Herve Ladsous issued the warning on Wednesday, as Germany pulled about 100 of its nationals out of the country, where tensions remain high despite a break in fighting.
“We remain very worried about the potential for the resumption of violence and spillover into other parts of the country, as we have seen in the past,” Ladsous told the Security Council, in New York.
The UN’s worries come as Vice President Riek Machar urged the organisation on Wednesday to establish a “buffer zone” between his forces and government troops who are loyal to President Salva Kiir.
Machar’s forces have fled the capital to an undisclosed location. A spokesman told Al Jazeera that the vice president “does not feel safe” enough to return to Juba.
The UN is considering an emergency request from regional leaders to send an intervention brigade to Juba that could secure the airport and separate the warring sides.
Higher death toll
At least 272 people were killed in fighting on Friday, Sunday and Monday. Saturday saw the two sides pause to mark the fifth anniversary of South Sudan’s independence.
The UN’s Ladsous said he was convinced the death toll was “only the tip of the iceberg” because many civilians were barred from reaching safer grounds such as UN compounds.
Ray Okech, a local journalist who hid in the bushes to avoid the violence, told the DPA news agency that dead bodies were still strewn on the streets.
At least 42,000 people have fled their homes in the latest flare-up, with 7,000 taking shelter in UN peacekeeping bases. Aid groups and churches in the city have taken in 35,000 people.
“Government troops appear to be in full control of Juba but opposition forces remain around the west of the city and “further clashes cannot be ruled out,” Ladsous said.
Both army and rebel forces are mobilising around parts of Malakal in the Upper Nile region and Leer in Unity state, fuelling worries of fighting there, he added.
On Wednesday, President Kiir issued an amnesty to soldiers who fought government troops.

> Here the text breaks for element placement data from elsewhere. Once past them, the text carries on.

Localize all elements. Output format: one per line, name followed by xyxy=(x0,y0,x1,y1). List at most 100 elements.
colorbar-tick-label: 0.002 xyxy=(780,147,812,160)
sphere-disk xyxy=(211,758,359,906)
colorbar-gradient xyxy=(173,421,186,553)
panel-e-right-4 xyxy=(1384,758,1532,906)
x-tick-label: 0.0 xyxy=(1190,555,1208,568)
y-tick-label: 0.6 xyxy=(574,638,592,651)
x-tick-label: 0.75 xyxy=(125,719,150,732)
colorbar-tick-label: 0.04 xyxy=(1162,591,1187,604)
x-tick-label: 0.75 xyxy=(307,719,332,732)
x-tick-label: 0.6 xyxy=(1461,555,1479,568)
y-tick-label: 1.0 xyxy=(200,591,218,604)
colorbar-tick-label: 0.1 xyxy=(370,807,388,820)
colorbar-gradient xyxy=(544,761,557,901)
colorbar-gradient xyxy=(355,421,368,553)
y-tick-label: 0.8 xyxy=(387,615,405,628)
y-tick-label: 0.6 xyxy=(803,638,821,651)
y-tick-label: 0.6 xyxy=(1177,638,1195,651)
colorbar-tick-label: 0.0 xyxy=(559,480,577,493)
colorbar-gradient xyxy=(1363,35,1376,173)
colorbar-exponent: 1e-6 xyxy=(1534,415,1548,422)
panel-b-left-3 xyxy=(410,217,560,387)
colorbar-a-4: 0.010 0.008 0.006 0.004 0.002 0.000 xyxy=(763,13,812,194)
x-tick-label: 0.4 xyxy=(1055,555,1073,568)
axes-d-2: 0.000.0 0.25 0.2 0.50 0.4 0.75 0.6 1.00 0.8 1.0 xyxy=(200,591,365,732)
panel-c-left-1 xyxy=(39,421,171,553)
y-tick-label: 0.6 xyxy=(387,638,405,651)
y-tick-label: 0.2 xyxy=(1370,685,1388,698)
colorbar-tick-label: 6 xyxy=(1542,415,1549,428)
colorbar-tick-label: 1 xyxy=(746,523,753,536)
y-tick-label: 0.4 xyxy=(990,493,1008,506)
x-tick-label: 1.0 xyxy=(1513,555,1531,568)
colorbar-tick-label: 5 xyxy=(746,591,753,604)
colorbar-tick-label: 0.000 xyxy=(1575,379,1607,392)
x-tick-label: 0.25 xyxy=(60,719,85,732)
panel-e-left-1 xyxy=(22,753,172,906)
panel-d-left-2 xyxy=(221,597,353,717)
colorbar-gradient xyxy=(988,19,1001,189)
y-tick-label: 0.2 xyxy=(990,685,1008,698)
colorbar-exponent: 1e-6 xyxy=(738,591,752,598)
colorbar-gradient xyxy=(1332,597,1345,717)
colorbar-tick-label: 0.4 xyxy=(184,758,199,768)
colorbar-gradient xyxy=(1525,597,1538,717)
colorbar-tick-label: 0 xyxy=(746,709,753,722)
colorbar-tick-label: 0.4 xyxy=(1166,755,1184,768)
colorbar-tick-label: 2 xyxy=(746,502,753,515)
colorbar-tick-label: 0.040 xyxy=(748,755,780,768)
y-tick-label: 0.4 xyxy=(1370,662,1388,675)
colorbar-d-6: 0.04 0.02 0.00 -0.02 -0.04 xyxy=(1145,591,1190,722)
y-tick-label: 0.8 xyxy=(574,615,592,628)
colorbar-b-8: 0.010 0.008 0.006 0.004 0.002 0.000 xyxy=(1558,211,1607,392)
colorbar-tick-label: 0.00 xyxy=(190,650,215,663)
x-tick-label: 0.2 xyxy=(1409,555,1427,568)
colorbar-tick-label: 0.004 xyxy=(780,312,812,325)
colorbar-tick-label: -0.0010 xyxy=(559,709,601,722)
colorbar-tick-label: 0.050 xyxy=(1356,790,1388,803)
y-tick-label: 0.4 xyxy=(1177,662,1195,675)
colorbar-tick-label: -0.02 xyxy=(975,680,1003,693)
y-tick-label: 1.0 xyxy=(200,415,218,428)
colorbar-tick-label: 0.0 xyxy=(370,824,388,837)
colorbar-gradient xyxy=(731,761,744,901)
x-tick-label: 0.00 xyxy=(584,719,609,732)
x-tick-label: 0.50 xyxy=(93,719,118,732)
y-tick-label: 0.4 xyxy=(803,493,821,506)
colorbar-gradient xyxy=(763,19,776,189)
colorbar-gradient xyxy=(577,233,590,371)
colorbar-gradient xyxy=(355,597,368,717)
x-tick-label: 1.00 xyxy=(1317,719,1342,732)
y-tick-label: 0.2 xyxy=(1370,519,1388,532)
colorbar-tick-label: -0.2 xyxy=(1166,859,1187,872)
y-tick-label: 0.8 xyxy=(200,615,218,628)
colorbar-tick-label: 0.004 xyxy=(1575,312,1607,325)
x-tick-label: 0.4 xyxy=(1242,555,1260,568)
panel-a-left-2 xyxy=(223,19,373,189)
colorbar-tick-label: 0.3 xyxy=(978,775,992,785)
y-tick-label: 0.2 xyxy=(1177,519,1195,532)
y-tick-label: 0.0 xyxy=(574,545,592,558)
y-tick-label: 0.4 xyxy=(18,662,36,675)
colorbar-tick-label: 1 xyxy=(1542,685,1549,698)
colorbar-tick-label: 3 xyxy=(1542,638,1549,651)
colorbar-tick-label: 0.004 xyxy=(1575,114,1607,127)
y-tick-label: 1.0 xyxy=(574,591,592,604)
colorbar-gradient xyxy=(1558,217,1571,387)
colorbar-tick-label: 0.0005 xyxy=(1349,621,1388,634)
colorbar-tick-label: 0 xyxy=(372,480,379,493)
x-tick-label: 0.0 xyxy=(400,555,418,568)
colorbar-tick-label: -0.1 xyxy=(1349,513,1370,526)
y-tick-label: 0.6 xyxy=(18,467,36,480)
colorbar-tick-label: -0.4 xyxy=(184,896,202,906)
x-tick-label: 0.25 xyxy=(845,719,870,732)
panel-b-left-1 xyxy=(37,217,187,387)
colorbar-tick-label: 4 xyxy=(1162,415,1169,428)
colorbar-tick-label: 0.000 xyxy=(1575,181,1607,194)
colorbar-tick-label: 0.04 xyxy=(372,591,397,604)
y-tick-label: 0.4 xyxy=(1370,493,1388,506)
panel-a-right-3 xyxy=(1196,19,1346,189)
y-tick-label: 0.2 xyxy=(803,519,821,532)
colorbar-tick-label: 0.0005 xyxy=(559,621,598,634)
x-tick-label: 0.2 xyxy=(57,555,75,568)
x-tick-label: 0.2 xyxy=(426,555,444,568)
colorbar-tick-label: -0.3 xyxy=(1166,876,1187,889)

The East African IGAD trade bloc of eight countries called on the UN to strengthen the peacekeeping mission in South Sudan with more troops and better equipment, including attack helicopters.
UN officials are leaning on African governments to beef up the mission, known as UNMISS, before an African Union summit on Sunday in Kigali, where the crisis will be discussed.
The Security Council is also considering an appeal from the UN Secretary-General Ban Ki-moon for an arms embargo to be imposed on South Sudan and sanctions targeted against commanders responsible for violence.
Meanwhile, the White House said on Wednesday that it had deployed 47 troops to South Sudan to protect US citizens and the US embassy.
“These deployed personnel will remain in South Sudan until the security situation becomes such that their presence is no longer needed,” the White House said in a statement.
South Sudan descended into war in December 2013 after President Kiir fired Machar, unleashing a wave of violence that has left tens of thousands dead.
Although Kiir and Machar signed a peace deal in August last year, fighting has continued.
South Sudan’s UN Ambassador Akuei Bona Malwal described the latest fighting as a “setback” that his government considered part of “a learning curve”, adding that he remained committed to the peace deal.